KUALA LUMPUR, Dec 28 — Malaysian businessman John Soh Chee Wen was sentenced today to 36 years’ jail after being found guilty of masterminding Singapore’s biggest stock market manipulation that wiped out nearly S$8 billion in 2013, several news outlets reported.
Soh’s co-conspirator Quah Su-Ling was sentenced to 20 years' jail, The Edge Singapore and Channel News Asia reported.
The Straits Times reported that Soh and Quah – now aged 62 and 57 respectively – are appealing against their Singapore jail sentences.
According to The Edge Singapore, the prosecution wanted 40 years in jail for Soh and 19-and-a-half for Quah.
In the largest stock market manipulation case in Singapore, the duo were accused of manipulating three penny stocks – Blumont Group Ltd (Blumont), Asiasons Capital Ltd (Asiasons) and LionGold Corp Ltd (LionGold) known collectively as BAL shares – by artificially inflating their share prices.

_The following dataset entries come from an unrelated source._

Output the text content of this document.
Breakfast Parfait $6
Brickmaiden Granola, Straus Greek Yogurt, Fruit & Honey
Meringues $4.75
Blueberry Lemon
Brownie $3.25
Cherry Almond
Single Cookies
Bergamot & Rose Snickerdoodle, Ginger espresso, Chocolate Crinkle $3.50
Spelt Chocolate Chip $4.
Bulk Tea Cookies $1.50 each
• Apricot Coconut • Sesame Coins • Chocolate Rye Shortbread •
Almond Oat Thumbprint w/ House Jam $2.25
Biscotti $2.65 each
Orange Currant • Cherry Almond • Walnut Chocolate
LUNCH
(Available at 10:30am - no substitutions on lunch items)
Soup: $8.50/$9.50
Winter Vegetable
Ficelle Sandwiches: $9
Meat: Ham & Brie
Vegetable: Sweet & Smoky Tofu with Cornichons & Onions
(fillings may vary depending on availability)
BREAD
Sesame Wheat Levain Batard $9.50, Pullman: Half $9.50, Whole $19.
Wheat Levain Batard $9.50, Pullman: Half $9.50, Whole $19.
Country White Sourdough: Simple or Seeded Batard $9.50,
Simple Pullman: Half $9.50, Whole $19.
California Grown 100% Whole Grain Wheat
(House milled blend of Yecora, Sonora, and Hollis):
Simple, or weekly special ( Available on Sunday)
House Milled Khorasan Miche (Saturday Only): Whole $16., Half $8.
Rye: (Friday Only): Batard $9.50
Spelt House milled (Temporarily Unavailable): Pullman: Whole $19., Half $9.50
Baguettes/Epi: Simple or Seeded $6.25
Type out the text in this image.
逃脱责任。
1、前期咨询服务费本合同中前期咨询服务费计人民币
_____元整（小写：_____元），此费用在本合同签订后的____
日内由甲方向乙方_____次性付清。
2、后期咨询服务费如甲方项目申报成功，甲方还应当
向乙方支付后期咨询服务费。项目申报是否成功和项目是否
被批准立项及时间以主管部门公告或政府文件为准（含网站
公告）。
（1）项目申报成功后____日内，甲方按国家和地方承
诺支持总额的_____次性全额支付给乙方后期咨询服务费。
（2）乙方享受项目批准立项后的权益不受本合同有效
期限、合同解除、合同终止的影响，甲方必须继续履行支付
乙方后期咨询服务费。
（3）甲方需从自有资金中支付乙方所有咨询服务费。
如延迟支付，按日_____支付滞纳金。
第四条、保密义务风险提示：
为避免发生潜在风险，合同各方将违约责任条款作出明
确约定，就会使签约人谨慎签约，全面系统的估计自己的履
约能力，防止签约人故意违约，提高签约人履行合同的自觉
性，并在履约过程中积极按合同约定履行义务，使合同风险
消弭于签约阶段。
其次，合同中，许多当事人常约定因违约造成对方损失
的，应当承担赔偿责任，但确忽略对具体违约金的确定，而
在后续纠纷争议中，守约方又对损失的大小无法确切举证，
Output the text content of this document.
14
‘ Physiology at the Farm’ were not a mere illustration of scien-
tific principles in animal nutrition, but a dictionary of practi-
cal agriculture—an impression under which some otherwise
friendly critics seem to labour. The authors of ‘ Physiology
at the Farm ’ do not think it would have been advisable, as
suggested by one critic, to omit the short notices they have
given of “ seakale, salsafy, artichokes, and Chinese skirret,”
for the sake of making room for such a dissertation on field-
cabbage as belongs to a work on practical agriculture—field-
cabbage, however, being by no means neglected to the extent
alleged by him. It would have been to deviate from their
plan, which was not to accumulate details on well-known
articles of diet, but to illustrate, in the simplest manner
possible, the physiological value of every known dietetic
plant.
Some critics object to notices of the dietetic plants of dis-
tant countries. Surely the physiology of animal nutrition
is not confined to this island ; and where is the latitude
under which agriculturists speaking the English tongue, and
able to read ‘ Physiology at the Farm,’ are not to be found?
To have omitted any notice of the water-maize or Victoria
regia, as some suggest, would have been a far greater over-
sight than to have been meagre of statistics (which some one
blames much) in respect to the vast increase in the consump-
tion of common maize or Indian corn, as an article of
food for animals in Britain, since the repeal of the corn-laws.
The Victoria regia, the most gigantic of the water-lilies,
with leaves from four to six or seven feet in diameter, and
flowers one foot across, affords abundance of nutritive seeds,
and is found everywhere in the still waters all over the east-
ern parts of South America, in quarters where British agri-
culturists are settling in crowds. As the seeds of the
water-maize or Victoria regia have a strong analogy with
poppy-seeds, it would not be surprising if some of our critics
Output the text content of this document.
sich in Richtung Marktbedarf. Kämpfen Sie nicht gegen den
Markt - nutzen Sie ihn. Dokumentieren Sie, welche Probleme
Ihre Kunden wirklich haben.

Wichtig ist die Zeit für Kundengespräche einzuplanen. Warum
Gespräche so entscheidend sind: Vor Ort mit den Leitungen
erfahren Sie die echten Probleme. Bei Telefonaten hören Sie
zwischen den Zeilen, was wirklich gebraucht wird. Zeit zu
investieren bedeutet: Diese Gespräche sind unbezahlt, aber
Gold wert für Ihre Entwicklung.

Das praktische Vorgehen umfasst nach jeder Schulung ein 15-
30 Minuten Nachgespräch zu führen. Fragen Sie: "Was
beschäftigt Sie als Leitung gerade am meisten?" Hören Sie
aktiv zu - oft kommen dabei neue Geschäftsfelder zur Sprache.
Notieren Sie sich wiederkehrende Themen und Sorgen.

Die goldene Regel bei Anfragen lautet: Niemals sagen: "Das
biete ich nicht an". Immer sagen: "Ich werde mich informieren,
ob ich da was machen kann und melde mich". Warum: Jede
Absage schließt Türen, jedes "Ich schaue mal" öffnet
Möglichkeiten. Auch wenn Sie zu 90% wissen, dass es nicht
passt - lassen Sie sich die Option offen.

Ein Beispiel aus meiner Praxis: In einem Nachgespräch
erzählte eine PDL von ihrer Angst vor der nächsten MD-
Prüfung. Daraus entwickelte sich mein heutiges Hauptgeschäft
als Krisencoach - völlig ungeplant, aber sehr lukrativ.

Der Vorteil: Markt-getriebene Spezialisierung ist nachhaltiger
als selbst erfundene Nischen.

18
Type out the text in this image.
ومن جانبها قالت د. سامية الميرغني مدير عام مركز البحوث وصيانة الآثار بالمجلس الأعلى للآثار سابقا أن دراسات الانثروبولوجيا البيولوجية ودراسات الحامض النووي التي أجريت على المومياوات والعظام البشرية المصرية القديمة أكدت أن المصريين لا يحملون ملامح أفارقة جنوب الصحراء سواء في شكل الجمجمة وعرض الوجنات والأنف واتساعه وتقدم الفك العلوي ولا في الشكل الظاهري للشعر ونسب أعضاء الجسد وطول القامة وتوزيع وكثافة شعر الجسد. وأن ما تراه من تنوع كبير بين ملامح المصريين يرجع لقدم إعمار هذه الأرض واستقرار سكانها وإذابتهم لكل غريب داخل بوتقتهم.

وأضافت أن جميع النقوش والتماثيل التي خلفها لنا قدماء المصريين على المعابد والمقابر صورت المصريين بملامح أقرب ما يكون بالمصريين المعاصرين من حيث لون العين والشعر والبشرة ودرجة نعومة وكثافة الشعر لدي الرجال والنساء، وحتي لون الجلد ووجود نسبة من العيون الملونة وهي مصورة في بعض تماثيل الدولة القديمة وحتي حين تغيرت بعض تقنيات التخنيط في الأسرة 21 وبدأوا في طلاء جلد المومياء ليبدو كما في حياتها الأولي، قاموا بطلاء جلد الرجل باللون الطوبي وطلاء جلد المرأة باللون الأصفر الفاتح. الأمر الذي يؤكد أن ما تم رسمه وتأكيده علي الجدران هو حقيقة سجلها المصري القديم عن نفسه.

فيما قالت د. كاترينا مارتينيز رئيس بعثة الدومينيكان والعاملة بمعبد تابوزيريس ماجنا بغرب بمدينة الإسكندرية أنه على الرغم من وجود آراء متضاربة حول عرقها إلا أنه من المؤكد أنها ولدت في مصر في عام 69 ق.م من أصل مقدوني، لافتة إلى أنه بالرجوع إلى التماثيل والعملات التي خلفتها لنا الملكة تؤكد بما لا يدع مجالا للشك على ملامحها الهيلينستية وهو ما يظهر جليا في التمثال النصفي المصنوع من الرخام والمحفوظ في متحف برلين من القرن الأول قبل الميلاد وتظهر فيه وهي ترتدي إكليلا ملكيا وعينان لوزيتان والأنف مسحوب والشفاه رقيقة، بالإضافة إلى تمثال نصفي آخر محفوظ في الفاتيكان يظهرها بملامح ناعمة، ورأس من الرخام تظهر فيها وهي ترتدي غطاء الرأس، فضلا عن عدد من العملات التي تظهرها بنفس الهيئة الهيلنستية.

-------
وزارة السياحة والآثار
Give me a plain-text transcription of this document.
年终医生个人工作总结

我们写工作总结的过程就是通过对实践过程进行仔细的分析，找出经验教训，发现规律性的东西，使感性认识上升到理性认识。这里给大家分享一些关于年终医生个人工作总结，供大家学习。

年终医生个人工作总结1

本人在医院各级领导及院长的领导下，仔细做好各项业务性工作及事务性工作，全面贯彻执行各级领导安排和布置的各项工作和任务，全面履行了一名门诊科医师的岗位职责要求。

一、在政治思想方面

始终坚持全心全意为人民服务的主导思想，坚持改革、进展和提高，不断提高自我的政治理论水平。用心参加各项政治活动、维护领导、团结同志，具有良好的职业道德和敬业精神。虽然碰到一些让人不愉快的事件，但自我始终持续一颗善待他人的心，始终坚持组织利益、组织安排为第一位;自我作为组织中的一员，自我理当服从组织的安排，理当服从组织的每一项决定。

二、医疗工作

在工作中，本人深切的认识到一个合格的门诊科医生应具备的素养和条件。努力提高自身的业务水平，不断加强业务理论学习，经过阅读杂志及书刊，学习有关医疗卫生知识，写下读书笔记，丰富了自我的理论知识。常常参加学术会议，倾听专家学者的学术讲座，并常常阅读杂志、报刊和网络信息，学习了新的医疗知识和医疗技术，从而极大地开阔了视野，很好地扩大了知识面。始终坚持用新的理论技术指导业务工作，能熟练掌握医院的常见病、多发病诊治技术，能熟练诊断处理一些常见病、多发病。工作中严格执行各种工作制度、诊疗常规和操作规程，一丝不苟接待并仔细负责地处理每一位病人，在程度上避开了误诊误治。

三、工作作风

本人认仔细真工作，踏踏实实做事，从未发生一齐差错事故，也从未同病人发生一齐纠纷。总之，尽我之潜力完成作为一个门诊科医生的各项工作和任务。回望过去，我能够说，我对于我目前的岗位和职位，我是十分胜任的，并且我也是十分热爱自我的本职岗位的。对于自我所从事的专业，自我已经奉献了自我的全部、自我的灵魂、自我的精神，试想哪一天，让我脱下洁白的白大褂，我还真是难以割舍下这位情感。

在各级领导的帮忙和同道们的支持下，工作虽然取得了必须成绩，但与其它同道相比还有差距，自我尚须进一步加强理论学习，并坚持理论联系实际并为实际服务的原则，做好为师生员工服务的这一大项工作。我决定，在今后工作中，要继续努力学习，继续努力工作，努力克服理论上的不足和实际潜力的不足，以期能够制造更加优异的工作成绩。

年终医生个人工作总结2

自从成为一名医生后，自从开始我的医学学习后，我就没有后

The BAL share prices collapsed on October 4, 2013 which resulted in US$8 billion (RM25.3 billion) being wiped out from the Singapore stock market.
The Singapore High Court found Soh guilty of 180 out of the 188 charges on May 5 while Quah was convicted of 169 out of 178 charges.
The criminal conspiracy charges which they were found guilty of covered forced trading, price manipulation and deception.